Durante a Ditadura Militar no Brasil (1964–1985), o cinema foi alvo de forte censura, com obras críticas ao regime sendo proibidas ou mutiladas. Isso limitava o acesso da população a produções que retratassem a realidade social e política do país, restringindo a diversidade de vozes e narrativas. De maneira análoga, na con-temporaneidade, embora não exista mais censura oficial, a população continua excluída desse espaço cultural, o que evidencia o desafio de garantir o cinema co-mo direito coletivo e democrático. Nesse cenário, destacam-se como obstáculos principais a elitização econômica, que restringe o consumo às camadas mais favorecidas, e a falta de acesso geográfico e de diversidade cultural, que mantém grande parte da sociedade afastada dessa forma de expressão artística.
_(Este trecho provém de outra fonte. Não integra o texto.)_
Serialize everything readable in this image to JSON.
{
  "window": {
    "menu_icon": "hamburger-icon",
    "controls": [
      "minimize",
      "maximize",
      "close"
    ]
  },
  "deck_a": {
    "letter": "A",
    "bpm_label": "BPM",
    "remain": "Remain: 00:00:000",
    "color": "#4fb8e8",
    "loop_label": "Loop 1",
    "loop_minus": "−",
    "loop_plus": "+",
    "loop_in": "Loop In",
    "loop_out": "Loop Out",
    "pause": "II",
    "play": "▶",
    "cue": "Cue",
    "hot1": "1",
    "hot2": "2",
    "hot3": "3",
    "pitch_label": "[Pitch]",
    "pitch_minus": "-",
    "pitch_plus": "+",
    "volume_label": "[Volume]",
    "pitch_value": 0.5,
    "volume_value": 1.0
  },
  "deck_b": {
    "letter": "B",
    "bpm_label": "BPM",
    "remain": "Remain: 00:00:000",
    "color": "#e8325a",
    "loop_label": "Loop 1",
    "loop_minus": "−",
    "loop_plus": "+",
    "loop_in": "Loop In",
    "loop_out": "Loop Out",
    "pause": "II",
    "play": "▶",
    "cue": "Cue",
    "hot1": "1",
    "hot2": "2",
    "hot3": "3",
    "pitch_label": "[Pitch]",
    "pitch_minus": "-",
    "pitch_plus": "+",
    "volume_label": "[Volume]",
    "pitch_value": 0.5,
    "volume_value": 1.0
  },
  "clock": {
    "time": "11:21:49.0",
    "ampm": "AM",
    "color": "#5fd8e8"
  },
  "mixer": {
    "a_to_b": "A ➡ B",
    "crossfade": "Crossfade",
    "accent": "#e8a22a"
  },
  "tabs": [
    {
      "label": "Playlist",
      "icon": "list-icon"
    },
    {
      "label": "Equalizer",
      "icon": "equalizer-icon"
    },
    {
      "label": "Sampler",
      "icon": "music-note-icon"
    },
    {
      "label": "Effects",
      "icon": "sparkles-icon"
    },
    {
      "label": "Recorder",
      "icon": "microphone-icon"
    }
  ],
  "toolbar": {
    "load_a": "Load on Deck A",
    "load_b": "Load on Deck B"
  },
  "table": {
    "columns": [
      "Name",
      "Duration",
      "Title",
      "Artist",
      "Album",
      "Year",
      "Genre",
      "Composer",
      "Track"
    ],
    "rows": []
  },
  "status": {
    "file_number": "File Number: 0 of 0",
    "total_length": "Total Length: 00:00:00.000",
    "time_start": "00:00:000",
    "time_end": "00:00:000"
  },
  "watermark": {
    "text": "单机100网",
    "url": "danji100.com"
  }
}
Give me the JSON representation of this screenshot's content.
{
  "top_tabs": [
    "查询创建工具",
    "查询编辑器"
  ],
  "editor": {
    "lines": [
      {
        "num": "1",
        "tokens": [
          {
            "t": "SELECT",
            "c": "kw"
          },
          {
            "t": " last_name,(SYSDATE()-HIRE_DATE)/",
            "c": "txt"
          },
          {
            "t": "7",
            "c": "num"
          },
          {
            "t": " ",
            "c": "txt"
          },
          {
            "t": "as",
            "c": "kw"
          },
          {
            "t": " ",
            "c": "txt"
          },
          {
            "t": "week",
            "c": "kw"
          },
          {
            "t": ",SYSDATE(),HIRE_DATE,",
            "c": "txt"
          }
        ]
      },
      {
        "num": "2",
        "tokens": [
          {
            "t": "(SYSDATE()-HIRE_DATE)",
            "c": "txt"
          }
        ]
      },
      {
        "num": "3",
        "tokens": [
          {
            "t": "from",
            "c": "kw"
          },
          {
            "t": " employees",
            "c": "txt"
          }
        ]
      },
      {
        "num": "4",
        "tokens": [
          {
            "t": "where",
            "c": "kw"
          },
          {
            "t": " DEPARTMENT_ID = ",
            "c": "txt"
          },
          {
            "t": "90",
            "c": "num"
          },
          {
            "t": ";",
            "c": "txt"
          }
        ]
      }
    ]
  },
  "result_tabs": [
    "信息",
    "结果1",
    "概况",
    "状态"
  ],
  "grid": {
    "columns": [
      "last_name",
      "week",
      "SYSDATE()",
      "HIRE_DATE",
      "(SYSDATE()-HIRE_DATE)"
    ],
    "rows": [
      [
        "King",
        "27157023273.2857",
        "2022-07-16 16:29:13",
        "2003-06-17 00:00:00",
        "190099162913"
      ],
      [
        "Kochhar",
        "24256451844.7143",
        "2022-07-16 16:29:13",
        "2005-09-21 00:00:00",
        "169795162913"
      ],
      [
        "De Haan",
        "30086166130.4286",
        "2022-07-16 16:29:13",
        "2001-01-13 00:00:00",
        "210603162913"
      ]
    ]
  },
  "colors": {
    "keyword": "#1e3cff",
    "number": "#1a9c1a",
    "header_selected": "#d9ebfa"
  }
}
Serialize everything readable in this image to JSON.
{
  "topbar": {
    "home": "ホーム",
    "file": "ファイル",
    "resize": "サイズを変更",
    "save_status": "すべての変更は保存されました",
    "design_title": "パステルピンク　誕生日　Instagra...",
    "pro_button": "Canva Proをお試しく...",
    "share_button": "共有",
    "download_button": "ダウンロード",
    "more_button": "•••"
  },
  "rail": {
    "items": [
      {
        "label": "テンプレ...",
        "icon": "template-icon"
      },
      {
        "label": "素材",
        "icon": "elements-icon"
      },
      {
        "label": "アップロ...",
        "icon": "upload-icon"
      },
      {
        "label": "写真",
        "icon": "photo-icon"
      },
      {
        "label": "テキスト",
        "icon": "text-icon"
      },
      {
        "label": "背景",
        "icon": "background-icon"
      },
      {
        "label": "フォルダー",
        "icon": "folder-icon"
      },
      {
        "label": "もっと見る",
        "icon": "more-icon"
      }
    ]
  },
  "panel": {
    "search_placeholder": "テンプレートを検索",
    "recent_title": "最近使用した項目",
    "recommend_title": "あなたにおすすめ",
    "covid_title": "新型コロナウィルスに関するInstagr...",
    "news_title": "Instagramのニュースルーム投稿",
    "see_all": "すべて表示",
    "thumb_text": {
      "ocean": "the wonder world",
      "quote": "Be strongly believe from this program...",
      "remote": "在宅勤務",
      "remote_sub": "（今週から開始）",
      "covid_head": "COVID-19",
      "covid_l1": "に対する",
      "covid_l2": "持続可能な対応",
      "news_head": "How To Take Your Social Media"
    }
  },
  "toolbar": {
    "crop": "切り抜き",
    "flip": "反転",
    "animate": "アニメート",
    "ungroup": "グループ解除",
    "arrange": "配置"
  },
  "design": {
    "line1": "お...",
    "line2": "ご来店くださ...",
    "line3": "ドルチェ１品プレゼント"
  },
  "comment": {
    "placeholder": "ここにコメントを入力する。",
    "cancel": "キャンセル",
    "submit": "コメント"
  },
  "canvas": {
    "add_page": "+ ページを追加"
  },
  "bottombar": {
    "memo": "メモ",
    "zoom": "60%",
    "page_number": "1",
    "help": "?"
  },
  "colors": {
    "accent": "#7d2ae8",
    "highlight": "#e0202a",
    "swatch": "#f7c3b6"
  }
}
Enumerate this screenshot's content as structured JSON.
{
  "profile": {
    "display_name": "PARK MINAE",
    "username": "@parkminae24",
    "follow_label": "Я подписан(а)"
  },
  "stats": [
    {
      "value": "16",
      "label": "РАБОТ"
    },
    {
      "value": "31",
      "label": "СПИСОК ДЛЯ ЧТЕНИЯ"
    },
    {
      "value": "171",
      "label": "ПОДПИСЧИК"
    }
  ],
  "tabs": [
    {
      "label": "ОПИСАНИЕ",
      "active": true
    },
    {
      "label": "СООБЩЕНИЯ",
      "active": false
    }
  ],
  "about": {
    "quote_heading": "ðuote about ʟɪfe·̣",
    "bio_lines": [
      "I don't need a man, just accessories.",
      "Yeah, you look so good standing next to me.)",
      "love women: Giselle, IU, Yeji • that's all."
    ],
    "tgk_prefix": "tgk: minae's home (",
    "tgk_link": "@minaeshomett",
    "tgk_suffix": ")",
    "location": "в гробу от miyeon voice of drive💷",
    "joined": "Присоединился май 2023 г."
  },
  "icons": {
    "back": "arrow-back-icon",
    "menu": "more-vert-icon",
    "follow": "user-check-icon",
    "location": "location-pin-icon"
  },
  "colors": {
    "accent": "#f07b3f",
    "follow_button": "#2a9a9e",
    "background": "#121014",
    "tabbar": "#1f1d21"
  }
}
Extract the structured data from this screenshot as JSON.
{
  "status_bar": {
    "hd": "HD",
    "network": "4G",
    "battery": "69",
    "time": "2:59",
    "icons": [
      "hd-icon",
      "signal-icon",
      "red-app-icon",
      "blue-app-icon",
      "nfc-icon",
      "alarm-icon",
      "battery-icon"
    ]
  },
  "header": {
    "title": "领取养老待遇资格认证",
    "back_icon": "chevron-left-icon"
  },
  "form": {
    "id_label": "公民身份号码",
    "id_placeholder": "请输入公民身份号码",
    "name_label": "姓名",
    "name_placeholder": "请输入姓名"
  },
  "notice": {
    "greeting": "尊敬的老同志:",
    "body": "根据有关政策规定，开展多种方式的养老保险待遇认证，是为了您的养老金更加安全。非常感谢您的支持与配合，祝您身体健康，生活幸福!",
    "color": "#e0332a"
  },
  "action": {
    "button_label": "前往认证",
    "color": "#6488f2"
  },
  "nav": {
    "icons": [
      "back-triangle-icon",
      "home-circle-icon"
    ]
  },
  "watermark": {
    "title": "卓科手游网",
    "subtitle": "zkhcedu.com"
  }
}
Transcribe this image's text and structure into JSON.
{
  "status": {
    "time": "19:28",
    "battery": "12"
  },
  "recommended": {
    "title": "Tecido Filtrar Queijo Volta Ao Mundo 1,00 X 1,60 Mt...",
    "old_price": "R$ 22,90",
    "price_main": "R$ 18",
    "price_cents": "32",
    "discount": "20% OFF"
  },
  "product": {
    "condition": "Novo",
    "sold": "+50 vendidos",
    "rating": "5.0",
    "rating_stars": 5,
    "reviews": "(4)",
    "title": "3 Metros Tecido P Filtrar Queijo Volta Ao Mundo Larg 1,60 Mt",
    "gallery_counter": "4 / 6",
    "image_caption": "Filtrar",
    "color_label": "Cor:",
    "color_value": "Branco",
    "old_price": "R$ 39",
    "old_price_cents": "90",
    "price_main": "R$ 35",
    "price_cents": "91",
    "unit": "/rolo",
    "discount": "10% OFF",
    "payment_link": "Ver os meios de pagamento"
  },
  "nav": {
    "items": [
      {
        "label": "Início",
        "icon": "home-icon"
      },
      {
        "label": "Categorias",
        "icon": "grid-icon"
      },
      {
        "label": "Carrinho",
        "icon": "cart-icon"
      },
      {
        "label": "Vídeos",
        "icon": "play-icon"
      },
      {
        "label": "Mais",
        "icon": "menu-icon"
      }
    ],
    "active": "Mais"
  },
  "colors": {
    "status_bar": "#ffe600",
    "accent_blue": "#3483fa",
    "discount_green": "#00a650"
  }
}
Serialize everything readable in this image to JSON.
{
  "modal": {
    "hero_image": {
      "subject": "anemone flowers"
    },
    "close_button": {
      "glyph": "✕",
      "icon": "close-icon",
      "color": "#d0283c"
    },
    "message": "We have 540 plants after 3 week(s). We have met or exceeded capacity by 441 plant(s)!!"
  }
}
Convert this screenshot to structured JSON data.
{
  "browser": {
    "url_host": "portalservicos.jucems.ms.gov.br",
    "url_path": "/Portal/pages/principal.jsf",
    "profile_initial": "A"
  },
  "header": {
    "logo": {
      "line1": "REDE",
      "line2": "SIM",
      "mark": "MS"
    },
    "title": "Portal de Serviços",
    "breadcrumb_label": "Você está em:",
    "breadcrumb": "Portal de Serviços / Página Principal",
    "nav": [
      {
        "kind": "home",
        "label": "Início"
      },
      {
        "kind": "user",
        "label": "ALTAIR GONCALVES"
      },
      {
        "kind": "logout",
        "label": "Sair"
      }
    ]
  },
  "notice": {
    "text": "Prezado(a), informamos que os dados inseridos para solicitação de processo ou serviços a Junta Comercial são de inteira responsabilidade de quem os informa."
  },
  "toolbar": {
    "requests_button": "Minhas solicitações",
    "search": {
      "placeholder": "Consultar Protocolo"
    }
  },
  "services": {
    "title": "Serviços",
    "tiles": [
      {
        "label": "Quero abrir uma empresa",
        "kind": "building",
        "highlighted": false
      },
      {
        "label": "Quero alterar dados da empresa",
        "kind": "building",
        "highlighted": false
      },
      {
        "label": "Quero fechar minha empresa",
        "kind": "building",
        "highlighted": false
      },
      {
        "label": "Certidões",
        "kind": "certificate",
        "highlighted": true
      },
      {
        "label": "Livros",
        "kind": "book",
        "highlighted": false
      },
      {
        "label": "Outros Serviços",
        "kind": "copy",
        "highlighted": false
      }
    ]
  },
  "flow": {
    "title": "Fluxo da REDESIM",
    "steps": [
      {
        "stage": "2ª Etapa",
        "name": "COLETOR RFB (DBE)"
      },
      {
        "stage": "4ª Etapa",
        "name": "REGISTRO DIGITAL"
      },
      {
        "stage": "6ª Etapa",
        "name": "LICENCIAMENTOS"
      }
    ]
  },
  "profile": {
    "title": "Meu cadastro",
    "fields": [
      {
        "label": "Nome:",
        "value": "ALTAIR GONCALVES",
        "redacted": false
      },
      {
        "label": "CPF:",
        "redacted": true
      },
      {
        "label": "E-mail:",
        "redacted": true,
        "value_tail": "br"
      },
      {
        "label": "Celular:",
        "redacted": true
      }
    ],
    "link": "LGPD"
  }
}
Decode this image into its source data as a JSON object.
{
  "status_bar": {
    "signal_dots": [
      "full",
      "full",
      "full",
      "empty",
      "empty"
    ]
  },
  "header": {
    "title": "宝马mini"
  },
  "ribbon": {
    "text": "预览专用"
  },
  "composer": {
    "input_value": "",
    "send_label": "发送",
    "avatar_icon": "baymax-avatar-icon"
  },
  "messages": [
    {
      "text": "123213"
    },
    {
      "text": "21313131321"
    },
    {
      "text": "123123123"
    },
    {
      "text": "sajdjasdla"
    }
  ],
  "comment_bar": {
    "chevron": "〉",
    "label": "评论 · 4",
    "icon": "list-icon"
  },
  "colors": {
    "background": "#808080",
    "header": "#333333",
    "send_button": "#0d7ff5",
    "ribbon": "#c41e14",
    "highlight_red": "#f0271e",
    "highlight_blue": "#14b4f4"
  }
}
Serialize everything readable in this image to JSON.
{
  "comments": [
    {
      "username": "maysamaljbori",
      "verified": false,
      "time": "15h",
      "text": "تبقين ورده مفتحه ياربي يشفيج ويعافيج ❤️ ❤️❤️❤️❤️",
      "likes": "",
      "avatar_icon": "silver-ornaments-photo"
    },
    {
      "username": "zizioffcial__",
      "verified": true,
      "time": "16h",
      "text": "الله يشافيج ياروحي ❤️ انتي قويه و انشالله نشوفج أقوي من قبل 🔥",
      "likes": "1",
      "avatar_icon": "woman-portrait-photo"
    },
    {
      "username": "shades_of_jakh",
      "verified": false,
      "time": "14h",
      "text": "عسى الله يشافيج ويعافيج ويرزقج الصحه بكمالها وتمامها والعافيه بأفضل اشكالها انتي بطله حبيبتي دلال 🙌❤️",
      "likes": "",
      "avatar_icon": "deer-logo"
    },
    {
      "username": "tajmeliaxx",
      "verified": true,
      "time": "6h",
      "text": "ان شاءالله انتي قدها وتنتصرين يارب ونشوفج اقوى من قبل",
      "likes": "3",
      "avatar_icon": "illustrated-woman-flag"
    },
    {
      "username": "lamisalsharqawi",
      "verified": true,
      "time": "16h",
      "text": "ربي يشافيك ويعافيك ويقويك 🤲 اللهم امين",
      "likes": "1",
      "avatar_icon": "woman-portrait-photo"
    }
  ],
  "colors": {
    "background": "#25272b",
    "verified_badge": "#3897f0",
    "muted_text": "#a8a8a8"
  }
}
Em primeira análise, fica evidente que a tradição de tratar a produção cinema-tográfica como um recurso voltado às elites permaneceu presente na sociedade, isso ocorre por exemplo porque os altos preços dos ingressos e a concentração das salas em shoppings de áreas privilegiadas tornam a atividade inacessível para a população de baixa renda. Nesse sentido, como destaca Hannah Arendt, o acesso à cultura é parte fundamental do espaço público, permitindo aos cidadãos desenvolver pensamento crítico e participar do debate social, que ao ser negado à maioria, o cinema deixa de cumprir plenamente sua função democrática.

Ademais, outro desafio à democratização do cinema é a desigualdade no acesso. Muitas cidades e periferias não possuem salas, e o preço dos ingressos restringe ainda mais a participação da população. Isso impede que o cinema cumpra sua função de formação cultural e crítica social, mantendo-o como um espaço restrito a poucos em vez de um direito coletivo.

Portanto, cabe ao Estado como autoridade governamental a resolução do problema. Pode-se implementar programas que levem salas de exibição a cidades e periferias sem infraestrutura adequada. A ação pode incluir a criação de cineclubes comunitários, mostras itinerantes gratuitas e incentivos financeiros a cinemas independentes, garantindo que o preço dos ingressos seja compatível com a renda local. Dessa forma, o cinema se tornaria mais acessível, cumprindo sua função educativa e social e consolidando-se como um direito coletivo.